En torno a un hombre humillado, Matteo Garrone, el autor de Gomorra, denuncia el eterno demonio de la violencia en Italia.
Antes, cuando los pequeños delincuentes a la italiana realizaban un butrón para robarle al vecino, era con las herramientas de la comedia. Embebido de ternura e ironía, este cine denunciaba las injusticias y miserias de la sociedad, pero no se sometía a las armas. El robo a la antigua de Rufufu (I soliti ignoti, 1958), de Mario Monicelli, parecería hoy tener mil años de edad, mientras Dogman parece desarrollarse en otro mundo. Una Italia moribunda y fría, magistralmente filmada: un infierno casi fantástico de hormigón desconchado en un barrio periférico a la orilla del mar. Sólo existen las relaciones de fuerza, tratadas en un tono convulsivo, casi hasta la médula, que recuerda, ¡cómo no! a Gomorra (2008), la película del realizador sobre la mafia napolitana.

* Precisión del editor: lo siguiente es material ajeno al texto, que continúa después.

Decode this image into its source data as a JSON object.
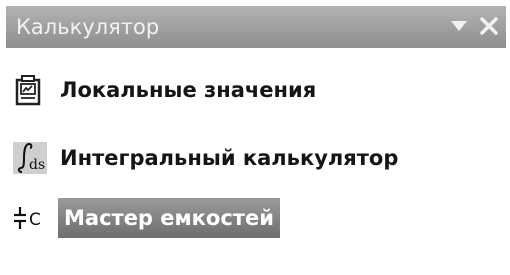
{
  "panel": {
    "title": "Калькулятор"
  },
  "items": [
    {
      "label": "Локальные значения",
      "icon": "local-values-icon"
    },
    {
      "label": "Интегральный калькулятор",
      "icon": "integral-icon"
    },
    {
      "label": "Мастер емкостей",
      "icon": "capacitance-icon",
      "selected": true
    }
  ],
  "colors": {
    "titlebar": "#9f9f9f",
    "selection": "#7d7d7d",
    "text": "#151515"
  }
}
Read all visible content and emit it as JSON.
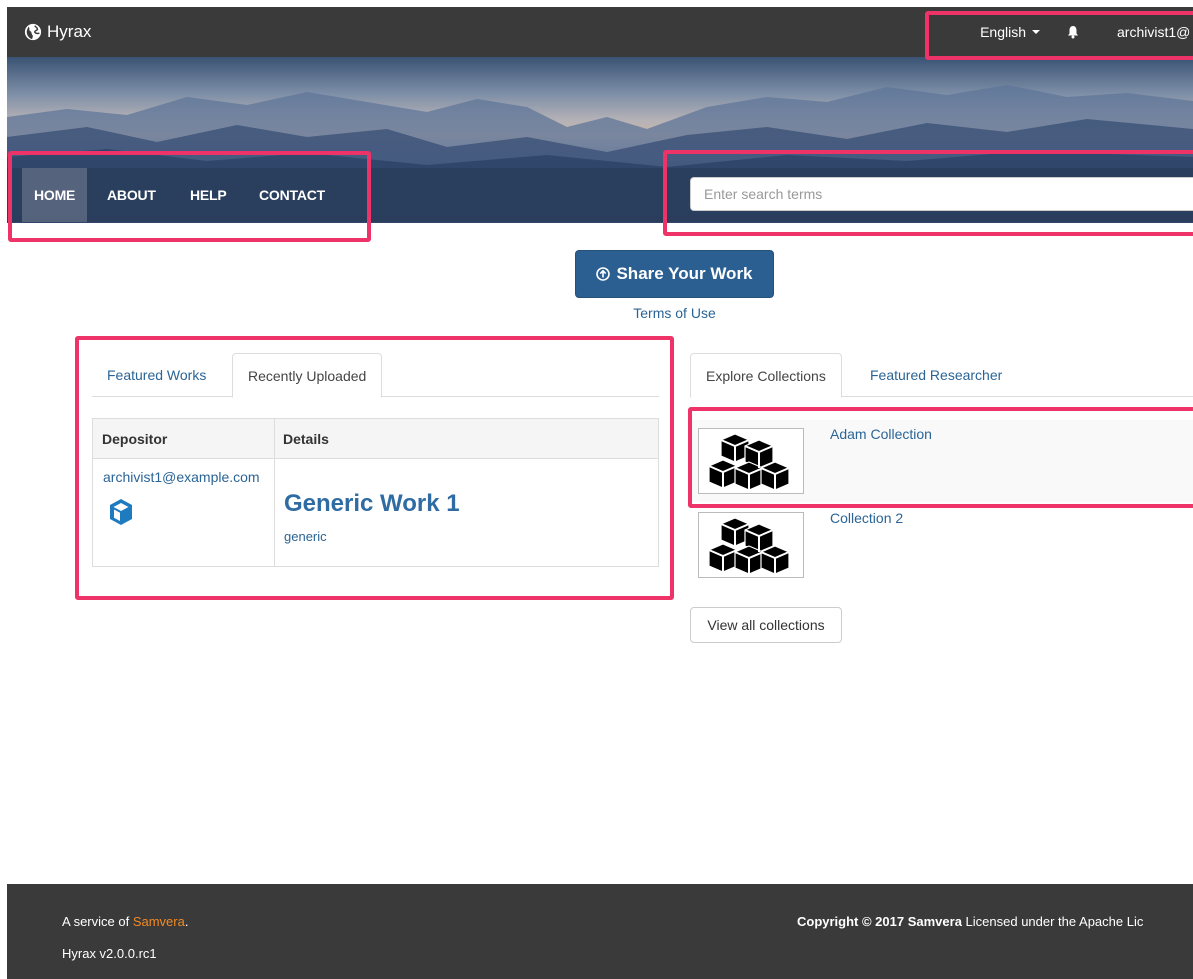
{
  "header": {
    "brand": "Hyrax",
    "language": "English",
    "user": "archivist1@"
  },
  "nav": {
    "items": [
      {
        "label": "HOME",
        "active": true
      },
      {
        "label": "ABOUT",
        "active": false
      },
      {
        "label": "HELP",
        "active": false
      },
      {
        "label": "CONTACT",
        "active": false
      }
    ]
  },
  "search": {
    "placeholder": "Enter search terms"
  },
  "share": {
    "button_label": "Share Your Work",
    "terms_link": "Terms of Use"
  },
  "works_panel": {
    "tabs": [
      {
        "label": "Featured Works",
        "active": false
      },
      {
        "label": "Recently Uploaded",
        "active": true
      }
    ],
    "columns": [
      "Depositor",
      "Details"
    ],
    "rows": [
      {
        "depositor": "archivist1@example.com",
        "title": "Generic Work 1",
        "type": "generic"
      }
    ]
  },
  "collections_panel": {
    "tabs": [
      {
        "label": "Explore Collections",
        "active": true
      },
      {
        "label": "Featured Researcher",
        "active": false
      }
    ],
    "items": [
      {
        "name": "Adam Collection"
      },
      {
        "name": "Collection 2"
      }
    ],
    "view_all_label": "View all collections"
  },
  "footer": {
    "service_prefix": "A service of",
    "service_link": "Samvera",
    "service_suffix": ".",
    "version": "Hyrax v2.0.0.rc1",
    "copyright_bold": "Copyright © 2017 Samvera",
    "copyright_rest": " Licensed under the Apache Lic"
  },
  "colors": {
    "annotation": "#ee3369",
    "primary": "#2b5f91",
    "link": "#2a6496",
    "navbar": "#3a3a3a",
    "footer_link": "#f08a24"
  }
}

Si pensamos en los personajes de Rufufu, es para constatar que ya son historia, han desaparecido. La silueta frágil y nerviosa de Marcello (extraordinario Marcello Fonte, premio a la mejor interpretación en el Festival de Cannes de 2018), peluquero canino, recuerda, en un primer momento, la de Toto, figura fetiche del cine de ayer. Pero el entrañable de hoy se ha convertido en el mártir Simone (Edoardo Pesce), un salvaje, incapaz de empatía. Esta vez, es este monstruo quien dispara la película (y atraviesa la pared), imponiendo su apetito de depredador a testarazos. Primero, Marcello se somete, en una imposible búsqueda de aprobación que va más allá del miedo hasta llegar a un disgusto ontológico, una renuncia insondable. Se somete, hasta perder lo poco que posee. Se somete, y después se rompe, y luego sufre el contagio de la violencia. La Italia de Monicelli se estaba recuperando del fascismo de Mussolini, la de Matteo Garrone sufre de nuevo la barbarie imperativa. A luz de la actualidad, no es una visión pesimista, es una realidad: la bestia ha regresado.